Ensuite, ajoutez des anticorps anti-digoxigénine conjugués à la peroxydase rapporteur qui se lient aux nucléotides sur le site des dommages à l’ADN. Traitez les cellules avec une solution de substrat chromogène spécifique de la peroxydase et incuberez. La peroxydase catalyse l’oxydation du substrat, générant des précipités colorés et colorant les corps apoptotiques en brun.

Enfin, visualisez les cellules au microscope optique. La coprésence de granules violets et de signaux bruns provenant des cellules indique que les hémocytes contiennent des corps apoptotiques phagocytés.

Pour immunocolorer les cellules avec un anticorps anti-Croquemort, il faut d’abord tremper la lame en série dans du méthanol, puis du PBS complété par 0,2 % de Triton X-100, suivi du PBS seul. Ensuite, bloquez la liaison non spécifique avec 20 microlitres de sérum de porc entier à 5 % dans du PBS + 0,2 % de Triton X-100, pendant 20 minutes à température ambiante. Retirez l’excès de solution bloquante et étiquetez les cellules avec 20 microlitres d’antisérum anti-Croquemort à 4 degrés Celsius pendant la nuit.

Le lendemain matin, lavez la lame dans PBS + Triton X-100 pour cinq incubations de 10 minutes. Après le dernier lavage, rincez la lame dans du PBS pendant 10 minutes. Ensuite, étiquetez les cellules avec 20 microlitres d’IgG anti-rat marquées à la phosphatase alcaline à température ambiante pendant 1 heure.

À la fin de l’incubation, laver la lame cinq fois dans du PBS + Triton X-100 comme démontré, puis l’immerger pendant 10 minutes dans une solution tampon. Ensuite, marquez les cellules avec une solution de substrat de phosphatase et observez les cellules au microscope optique.

Lorsque de forts signaux violets apparaissent dans les granules d’hémocytes, retirez l’excès de substrat et trempez la lame dans un tampon complété par de l’EDTA pendant 5 à 10 minutes.
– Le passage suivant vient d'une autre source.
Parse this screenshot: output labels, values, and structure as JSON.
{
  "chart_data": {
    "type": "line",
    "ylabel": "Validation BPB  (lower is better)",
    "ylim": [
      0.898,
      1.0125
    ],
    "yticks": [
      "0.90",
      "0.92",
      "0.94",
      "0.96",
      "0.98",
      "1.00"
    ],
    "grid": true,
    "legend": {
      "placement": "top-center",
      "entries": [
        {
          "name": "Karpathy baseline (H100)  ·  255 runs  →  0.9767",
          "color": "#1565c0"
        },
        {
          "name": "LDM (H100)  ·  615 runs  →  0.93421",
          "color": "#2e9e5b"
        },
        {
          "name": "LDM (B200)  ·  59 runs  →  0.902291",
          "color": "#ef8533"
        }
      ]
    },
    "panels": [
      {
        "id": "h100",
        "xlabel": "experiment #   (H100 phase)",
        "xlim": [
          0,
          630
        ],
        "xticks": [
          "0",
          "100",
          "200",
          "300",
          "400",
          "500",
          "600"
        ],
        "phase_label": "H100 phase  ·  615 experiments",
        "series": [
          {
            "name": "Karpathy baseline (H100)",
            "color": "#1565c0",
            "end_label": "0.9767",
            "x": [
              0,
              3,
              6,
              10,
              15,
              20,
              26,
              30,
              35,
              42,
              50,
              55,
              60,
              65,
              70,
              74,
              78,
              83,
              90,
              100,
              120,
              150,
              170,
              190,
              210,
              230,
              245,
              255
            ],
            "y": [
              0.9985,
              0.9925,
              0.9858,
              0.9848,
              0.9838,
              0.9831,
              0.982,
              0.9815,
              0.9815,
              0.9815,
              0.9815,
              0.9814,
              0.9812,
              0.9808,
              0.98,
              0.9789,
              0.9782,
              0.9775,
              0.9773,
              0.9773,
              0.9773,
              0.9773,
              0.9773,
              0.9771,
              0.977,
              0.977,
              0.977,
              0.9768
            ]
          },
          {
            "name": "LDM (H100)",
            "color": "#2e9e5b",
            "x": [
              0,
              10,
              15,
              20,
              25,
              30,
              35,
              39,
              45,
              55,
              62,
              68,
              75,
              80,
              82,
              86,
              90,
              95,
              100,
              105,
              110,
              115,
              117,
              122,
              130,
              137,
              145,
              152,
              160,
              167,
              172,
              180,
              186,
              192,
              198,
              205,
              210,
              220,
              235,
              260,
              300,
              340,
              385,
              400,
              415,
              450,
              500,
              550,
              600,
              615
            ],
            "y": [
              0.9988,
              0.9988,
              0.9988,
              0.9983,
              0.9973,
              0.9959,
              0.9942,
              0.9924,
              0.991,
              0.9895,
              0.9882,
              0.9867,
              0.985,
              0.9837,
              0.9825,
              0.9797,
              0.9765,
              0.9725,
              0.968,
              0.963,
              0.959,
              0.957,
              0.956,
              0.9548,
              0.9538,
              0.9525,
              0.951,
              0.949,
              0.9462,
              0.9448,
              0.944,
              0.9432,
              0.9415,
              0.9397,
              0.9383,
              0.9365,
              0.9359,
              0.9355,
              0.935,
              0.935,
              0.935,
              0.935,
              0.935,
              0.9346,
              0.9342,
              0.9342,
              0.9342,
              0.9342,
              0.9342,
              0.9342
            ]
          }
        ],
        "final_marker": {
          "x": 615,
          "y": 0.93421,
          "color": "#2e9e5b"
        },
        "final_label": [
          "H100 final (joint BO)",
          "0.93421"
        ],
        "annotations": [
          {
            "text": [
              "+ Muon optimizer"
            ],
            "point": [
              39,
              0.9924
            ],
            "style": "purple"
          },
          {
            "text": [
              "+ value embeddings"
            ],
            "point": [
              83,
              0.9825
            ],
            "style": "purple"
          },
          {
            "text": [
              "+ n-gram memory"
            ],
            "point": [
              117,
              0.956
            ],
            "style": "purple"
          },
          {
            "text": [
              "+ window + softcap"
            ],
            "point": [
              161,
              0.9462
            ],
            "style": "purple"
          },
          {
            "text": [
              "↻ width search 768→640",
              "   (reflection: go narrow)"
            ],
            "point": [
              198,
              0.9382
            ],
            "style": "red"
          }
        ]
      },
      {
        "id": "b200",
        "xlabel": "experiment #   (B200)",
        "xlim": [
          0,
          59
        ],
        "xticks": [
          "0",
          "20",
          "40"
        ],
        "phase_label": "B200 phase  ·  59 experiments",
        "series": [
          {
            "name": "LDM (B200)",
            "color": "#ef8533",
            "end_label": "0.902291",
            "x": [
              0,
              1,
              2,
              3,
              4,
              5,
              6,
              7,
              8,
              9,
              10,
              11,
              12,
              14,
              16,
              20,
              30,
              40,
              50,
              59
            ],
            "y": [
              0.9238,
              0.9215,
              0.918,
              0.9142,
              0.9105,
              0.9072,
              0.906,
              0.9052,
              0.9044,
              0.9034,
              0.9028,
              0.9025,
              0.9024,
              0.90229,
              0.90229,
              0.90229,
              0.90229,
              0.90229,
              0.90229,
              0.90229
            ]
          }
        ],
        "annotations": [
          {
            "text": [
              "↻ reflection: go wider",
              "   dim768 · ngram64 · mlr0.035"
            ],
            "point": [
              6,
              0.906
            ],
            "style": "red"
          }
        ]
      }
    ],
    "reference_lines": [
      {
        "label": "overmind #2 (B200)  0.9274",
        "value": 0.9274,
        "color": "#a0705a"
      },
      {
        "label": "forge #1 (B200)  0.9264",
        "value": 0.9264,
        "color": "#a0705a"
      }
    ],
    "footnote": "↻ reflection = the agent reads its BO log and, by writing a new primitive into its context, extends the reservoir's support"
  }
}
À la fin de l’incubation, rincez les cellules avec deux lavages PBS de 5 minutes et traitez-les avec un tampon d’équilibrage pendant 10 minutes.

Après avoir retiré la solution, étiquetez les cellules avec 20 microlitres de solution terminale de désoxynucléotidyl transférase à 37 degrés Celsius pendant 1 heure. Ensuite, retirez la solution de la lame et faites tremper les cellules dans 0,5 millilitres de tampon d’arrêt de lavage dans 17 millilitres d’eau, pendant 10 minutes. Ensuite, rincez les cellules avec trois lavages PBS de 5 minutes et étiquetez-les avec 20 microlitres d’anti-digoxigénine peroxydase pendant 30 minutes à température ambiante.

À la fin de l’incubation, laver les cellules quatre fois dans du PBS, comme démontré, et tremper la lame dans un substrat de peroxydase par incréments de 30 secondes jusqu’à ce que les cellules apoptotiques brunissent. Lorsqu’une coloration optimale a été obtenue, trempez la lame dans l’eau pour arrêter la réaction de la peroxydase.